Toleransi dalam beragama bukan berarti kita hari ini boleh bebas menganut agama tertentu dan esok hari kita menganut agama yang lain atau dengan bebasnya mengikuti ibadah dan ritualitas semua agama tanpa adanya peraturan yang mengikat. Akan tetapi, toleransi beragama harus dipahami sebagai bentuk pengakuan kita akan adanya agama-agama lain selain agama kita dengan segala bentuk system, dan tata cara peribadatannya dan memberikan kebebasan untuk menjalankan keyakinan agama masing-masing.
Konsep toleransi yang ditawarkan Islam sangatlah rasional dan praktis serta tidak berbelit-belit. Namun, dalam hubungannya dengan keyakinan (akidah) dan ibadah, umat Islamtidak mengenal kata kompromi. Ini berarti keyakinan umat Islam kepada Allah tidak sama dengan keyakinan para penganut agama lain terhadap tuhan-tuhan mereka. Demikian juga dengan tata cara ibadahnya. Bahkan Islam melarang penganutnya mencela tuhan-tuhan dalam agama manapun. Maka kata tasamuh atau toleransi dalam Islam bukanlah “barang baru”, tetapi sudah diaplikasikan dalam kehidupan sejak agama Islam itu lahir.

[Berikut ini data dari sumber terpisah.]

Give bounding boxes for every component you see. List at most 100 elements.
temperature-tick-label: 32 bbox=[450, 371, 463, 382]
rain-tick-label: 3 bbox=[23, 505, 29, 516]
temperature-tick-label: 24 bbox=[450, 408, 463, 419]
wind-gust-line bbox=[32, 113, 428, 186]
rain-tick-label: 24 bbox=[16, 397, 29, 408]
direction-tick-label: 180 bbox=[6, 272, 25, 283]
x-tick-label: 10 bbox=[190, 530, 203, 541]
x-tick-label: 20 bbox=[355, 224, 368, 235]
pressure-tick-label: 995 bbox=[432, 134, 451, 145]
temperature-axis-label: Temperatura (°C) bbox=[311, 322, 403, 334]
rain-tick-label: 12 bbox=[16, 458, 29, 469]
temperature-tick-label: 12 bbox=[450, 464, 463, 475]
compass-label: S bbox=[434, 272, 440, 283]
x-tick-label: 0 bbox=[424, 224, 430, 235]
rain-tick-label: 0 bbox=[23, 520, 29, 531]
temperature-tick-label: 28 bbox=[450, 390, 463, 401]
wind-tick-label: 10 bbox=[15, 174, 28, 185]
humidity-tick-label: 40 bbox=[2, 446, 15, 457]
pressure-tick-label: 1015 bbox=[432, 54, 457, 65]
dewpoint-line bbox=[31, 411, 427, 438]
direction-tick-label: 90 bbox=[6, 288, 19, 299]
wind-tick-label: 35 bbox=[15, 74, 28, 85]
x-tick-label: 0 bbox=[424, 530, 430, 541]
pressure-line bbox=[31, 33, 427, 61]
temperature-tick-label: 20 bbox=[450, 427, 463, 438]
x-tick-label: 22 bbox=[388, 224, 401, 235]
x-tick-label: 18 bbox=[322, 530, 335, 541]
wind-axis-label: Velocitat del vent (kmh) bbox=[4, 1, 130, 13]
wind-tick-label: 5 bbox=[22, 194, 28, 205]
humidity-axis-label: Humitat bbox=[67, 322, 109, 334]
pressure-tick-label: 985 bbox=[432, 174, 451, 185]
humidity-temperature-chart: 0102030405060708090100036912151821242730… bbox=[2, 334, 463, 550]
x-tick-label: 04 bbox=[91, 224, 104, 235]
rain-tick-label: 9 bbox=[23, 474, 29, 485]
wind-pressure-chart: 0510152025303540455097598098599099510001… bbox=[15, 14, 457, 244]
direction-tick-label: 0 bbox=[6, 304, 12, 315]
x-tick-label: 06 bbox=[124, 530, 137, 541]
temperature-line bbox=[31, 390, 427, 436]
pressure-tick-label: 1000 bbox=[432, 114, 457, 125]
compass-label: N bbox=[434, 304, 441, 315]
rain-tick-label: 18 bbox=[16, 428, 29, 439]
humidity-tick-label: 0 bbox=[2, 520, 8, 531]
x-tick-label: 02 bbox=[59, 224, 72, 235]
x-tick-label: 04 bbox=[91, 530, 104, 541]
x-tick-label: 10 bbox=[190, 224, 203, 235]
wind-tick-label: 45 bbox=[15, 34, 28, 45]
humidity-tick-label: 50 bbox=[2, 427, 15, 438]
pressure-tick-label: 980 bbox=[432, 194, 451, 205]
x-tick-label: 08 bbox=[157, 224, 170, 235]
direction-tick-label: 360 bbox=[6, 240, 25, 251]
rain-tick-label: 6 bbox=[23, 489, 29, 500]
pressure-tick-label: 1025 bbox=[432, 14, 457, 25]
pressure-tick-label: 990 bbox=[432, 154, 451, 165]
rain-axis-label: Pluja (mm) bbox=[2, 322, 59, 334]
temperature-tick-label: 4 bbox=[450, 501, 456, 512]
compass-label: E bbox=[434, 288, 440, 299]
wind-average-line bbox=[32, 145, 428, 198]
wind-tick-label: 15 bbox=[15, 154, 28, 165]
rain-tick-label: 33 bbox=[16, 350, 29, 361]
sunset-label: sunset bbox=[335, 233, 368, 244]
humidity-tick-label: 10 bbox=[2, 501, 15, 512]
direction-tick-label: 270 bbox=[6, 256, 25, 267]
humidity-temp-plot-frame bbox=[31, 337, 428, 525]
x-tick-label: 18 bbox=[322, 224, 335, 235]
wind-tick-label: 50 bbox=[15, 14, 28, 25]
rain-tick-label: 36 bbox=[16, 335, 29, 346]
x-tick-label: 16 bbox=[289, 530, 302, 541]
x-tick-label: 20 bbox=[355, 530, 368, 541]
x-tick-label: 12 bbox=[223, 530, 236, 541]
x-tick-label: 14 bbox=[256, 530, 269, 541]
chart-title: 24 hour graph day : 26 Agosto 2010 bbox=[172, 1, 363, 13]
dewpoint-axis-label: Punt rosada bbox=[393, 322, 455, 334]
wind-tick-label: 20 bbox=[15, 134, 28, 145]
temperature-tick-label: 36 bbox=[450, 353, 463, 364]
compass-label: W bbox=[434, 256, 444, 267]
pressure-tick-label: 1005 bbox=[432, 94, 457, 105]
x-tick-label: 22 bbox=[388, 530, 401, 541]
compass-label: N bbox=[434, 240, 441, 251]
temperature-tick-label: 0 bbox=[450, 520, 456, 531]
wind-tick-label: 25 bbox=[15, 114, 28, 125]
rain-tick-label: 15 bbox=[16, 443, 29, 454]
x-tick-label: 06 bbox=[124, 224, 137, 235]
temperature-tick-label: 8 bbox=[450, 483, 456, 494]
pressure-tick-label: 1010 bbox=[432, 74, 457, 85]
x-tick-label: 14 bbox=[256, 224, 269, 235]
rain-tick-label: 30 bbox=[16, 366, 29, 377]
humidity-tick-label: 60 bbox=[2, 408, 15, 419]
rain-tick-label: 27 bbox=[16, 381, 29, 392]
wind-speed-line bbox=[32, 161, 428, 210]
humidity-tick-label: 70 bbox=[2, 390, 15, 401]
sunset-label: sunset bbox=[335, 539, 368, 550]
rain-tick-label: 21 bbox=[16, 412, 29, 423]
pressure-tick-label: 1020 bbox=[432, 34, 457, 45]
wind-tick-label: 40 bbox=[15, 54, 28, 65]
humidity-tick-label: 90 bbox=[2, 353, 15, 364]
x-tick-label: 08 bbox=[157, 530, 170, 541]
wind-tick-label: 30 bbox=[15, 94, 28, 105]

Baca Juga > Metode Dakwah Islam Yang Benar
Kata makna Islam sendiri mengandung makna antidote dari kekejaman, disharmonisasi dan intoleransi. Salah satu artinya adalah damai, penyerahan diri dan ketataatan, dan juga berarti menciptakan kerukunan dan perdamaian. Salah satu makna lainnya adalah menghindari orang yang menyakiti, arti lainnya adalah hidup bersama secara harmonis. Tujuan dari penjelasan tentang kata Islam yang diberikan oleh Allah taala pada agama Islam ini adalah karena seluruh ajaran-ajaran dan hukum-hukum yang dibawa oleh Rasulullah saw penuh dengan cinta, Toleransi, kesabaran, dan kebebasan hati nurani dan berbicara dan hak untuk mengungkapkan pendapat.

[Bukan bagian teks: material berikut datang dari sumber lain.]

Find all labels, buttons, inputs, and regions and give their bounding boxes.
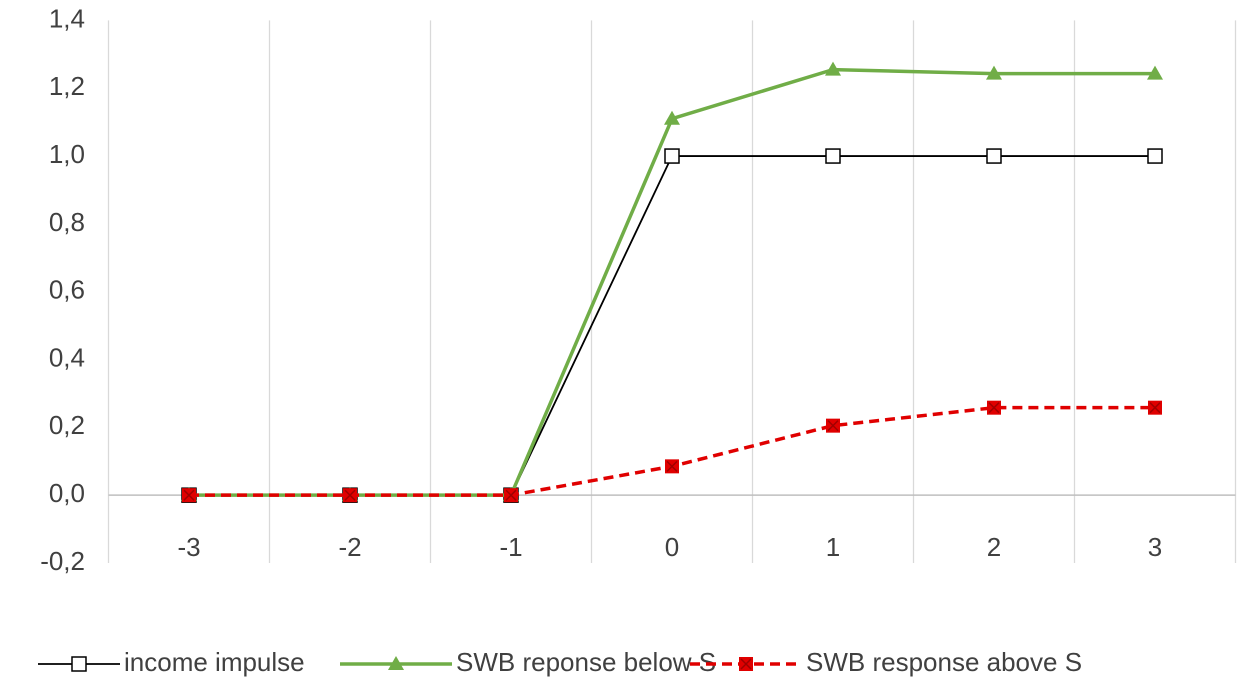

Islam menegaskan, jihad selain merupakan salah satu inti ajaran Islam, juga tidak bisa disimplifikasi sebagai sinonim kata qital dan harb (perang). Sementara perang selalu merujuk kepada pertahanan diri dan perlawanan yang bersifat tindakan bersifat fisik, jihad memiliki makna yang kaya nuansa. Demikian pula, sementara qital sebagai tema keagamaan baru muncul diperiode Medinah, jihad telah menjadi dasar teologis sejak periode Mekkah.

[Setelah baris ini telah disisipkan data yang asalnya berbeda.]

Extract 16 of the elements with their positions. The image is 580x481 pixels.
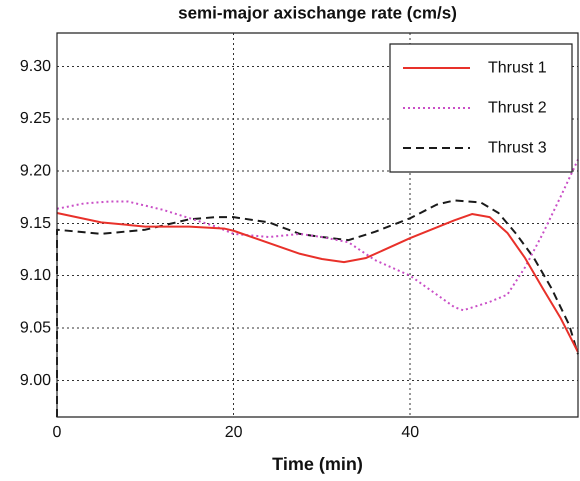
legend-label: Thrust 1: [488, 59, 547, 76]
y-tick-label: 9.15: [20, 214, 52, 232]
line-series: [56, 158, 579, 312]
y-tick-label: 9.20: [20, 162, 52, 180]
y-tick-label: 9.10: [20, 267, 52, 284]
legend-label: Thrust 2: [488, 99, 547, 116]
x-tick-label: 0: [52, 424, 62, 442]
chart-title: semi-major axischange rate (cm/s): [178, 4, 457, 23]
x-tick-label: 40: [401, 424, 420, 442]
legend-label: Thrust 3: [488, 139, 547, 156]
x-axis-title: Time (min): [272, 454, 363, 474]
y-tick-label: 9.00: [20, 372, 52, 389]
y-tick-label: 9.30: [20, 58, 52, 75]
y-tick-label: 9.25: [20, 110, 52, 128]
x-tick-label: 20: [224, 424, 243, 442]
y-tick-label: 9.05: [20, 319, 52, 336]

Dari tiga puluh enam ayat al-Quran yang mengandung (sekitar) tiga puluh sembilan kata j-h-d dengan segala derivasinya, tidak lebih sepuluh ayat yang terkait dengan perang. Selebihnya kata tersebut merujuk kepada segala aktivitas lahir dan batin, serta upaya intens dalam rangka menghadirkan kehendak Allah di muka bumi ini, yang pada dasarnya merupakan pengembangan nilai-nilai moralitas luhur, mulai penegakan keadilan hingga kedamaian dan kesejahteraan umat manusia dalam kehidupan ini. Pemaknaan ini didukung sepenuhnya oleh Hadits Rasulullah semisal dalam Musnad Imam Ahmad yang menegaskan bahwa mujahid adalah orang yang bersungguh-sungguh melawan subyektivitas kedirian demi untuk menaati ajaran Allah.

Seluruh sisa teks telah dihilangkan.